那个贺元淮是,傅予深也是。
这个傅予深更像个白面书生,看上去弱不禁风的,风一吹都怕倒了,禁得住他一拳吗?
元宵趴在窗边,脸蛋贴着玻璃,鼻尖都压扁了,一脸疑惑地问:“爹地,我们为什么不进去?一起找妈咪玩。”
他刚刚才跟妈咪打过电话,妈咪还给他发了照片,说在逛美术馆。
可爹地把车停在对面熄火之后,就一动不动地坐着,一句话也不说。
男人面无表情,薄唇冷冷掀开:“我现在进去,那真是宇宙大爆炸了。”
元宵一脸天真地惊叹:“爹地,你好幽默啊!”
他斜睨了自家傻儿子一眼,冷笑一声。
车里气氛莫名压抑。
元宵察觉到不对劲,伸手拿起旁边的卡通保温杯,递到闻墨面前,礼貌又乖巧:“爹地,能帮我拧开杯子吗?我想喝水。”
闻墨抬手去接杯子,右臂肌肉却毫无征兆地猛地抽搐了一下。
保温杯“咚”的一声,重重砸在真皮座椅上。
他皱了下眉,弯腰去捡,手伸到一半却忽然顿住了。
这个僵硬的姿势,维持了整整好几秒。
片刻后,闻墨才直起身,捡起杯子拧开,倒出半杯温水递给儿子。
做完这一切,他重新靠回椅背,冷着脸,一言不发地盯着自己的手。
元宵咕嘟几口喝完水,又伸手指戳戳他爹的手臂:“爹地,你做咩呀,唔开心咩?”
“没。”闻墨偏头看着儿子,忽然开口,“你有什么梦想,说来听听。”
“梦想?”元宵歪着头认真思索半天,“我想要Pokémon的喷火龙,还想去超大的游乐园玩一整天!”
小孩子的愿望简单又纯粹,轻而易举就能实现。
闻墨毫不犹豫:“可以,都答应你。”
等了好几秒,见儿子没了下文,他微微蹙眉,追问了一句:“没别的了?”
元宵把保温杯递回去,郑重其事地说道:“还有一个!这个是最最重要的!”
“说。”
“我最大的梦想,就是爹地妈咪永远永远永远跟我在一起。”
……永远?
还用了三个沉甸甸的永远。
闻墨拧盖子的动作蓦地顿住了,心脏一瞬间,像是被一只手狠狠攥住。
元宵仰着稚嫩的小脸,满眼期待地望着他:“爹地,这个愿望也可以实现的对不对?”
他沉默了很久,然后伸手胡乱揉乱儿子的头发,答非所问地说了句:“头发该剪了,跟鸟窝一样。”

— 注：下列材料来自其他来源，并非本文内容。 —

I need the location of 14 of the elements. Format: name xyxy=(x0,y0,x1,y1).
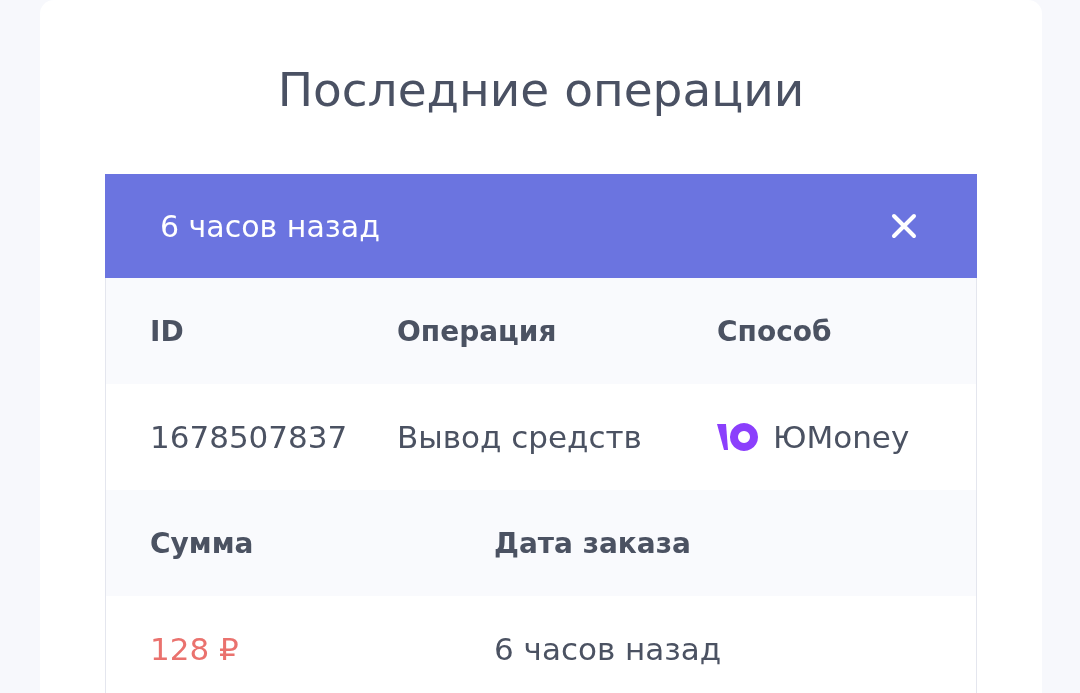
payment-logo-icon xyxy=(717,423,759,451)
column-header: Дата заказа xyxy=(494,526,692,560)
column-header: ID xyxy=(150,314,185,348)
column-header: Способ xyxy=(717,314,833,348)
column-header: Операция xyxy=(397,314,558,348)
amount-cell-text: 128 ₽ xyxy=(150,631,240,667)
page-title: Последние операции xyxy=(277,61,805,119)
table-cell-text: Вывод средств xyxy=(397,419,643,455)
close-icon xyxy=(891,213,917,239)
payment-method-label: ЮMoney xyxy=(773,419,910,455)
table-cell-text: 1678507837 xyxy=(150,419,349,455)
column-header: Сумма xyxy=(150,526,255,560)
table-cell-text: 6 часов назад xyxy=(494,631,723,667)
header-time: 6 часов назад xyxy=(160,208,380,244)
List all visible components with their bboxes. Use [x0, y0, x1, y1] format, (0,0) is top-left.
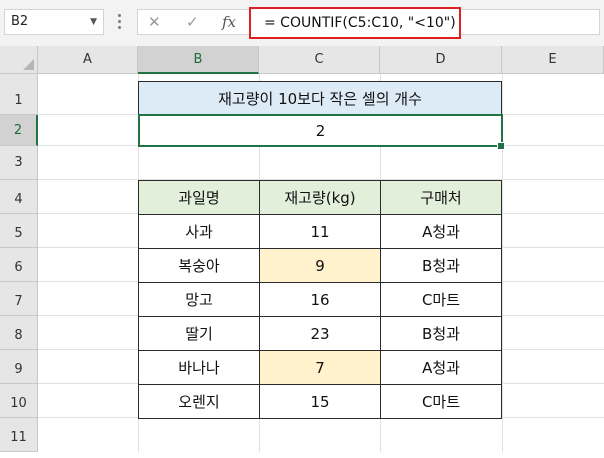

他把保温杯搁回车载杯架,重新发动引擎,打方向盘驶离了这里。
美术馆门口的那一幕仍挥之不去。
令窈抱着鲜花,笑得开心。
她已经很久没有对他露出过这样的笑容了。
和傅予深在一起,就真的这么开心?
闻墨忽然改了主意,开车带元宵去了附近的游乐场,疯玩了一整天。
回到莱汀酒店套房,元宵已经玩得筋疲力尽,他把儿子放在客卧床上,盖好被子,坐在床边看了许久。
走出客卧,闻墨打开手机,有一通来自香港的未接来电。
他在沙发上坐下,身体慵懒地向后靠,骨节分明的手指摸出一支烟,衔在口中点燃,深深吸了一口。
他盯着屏幕上的号码,沉默良久,才回拨过去。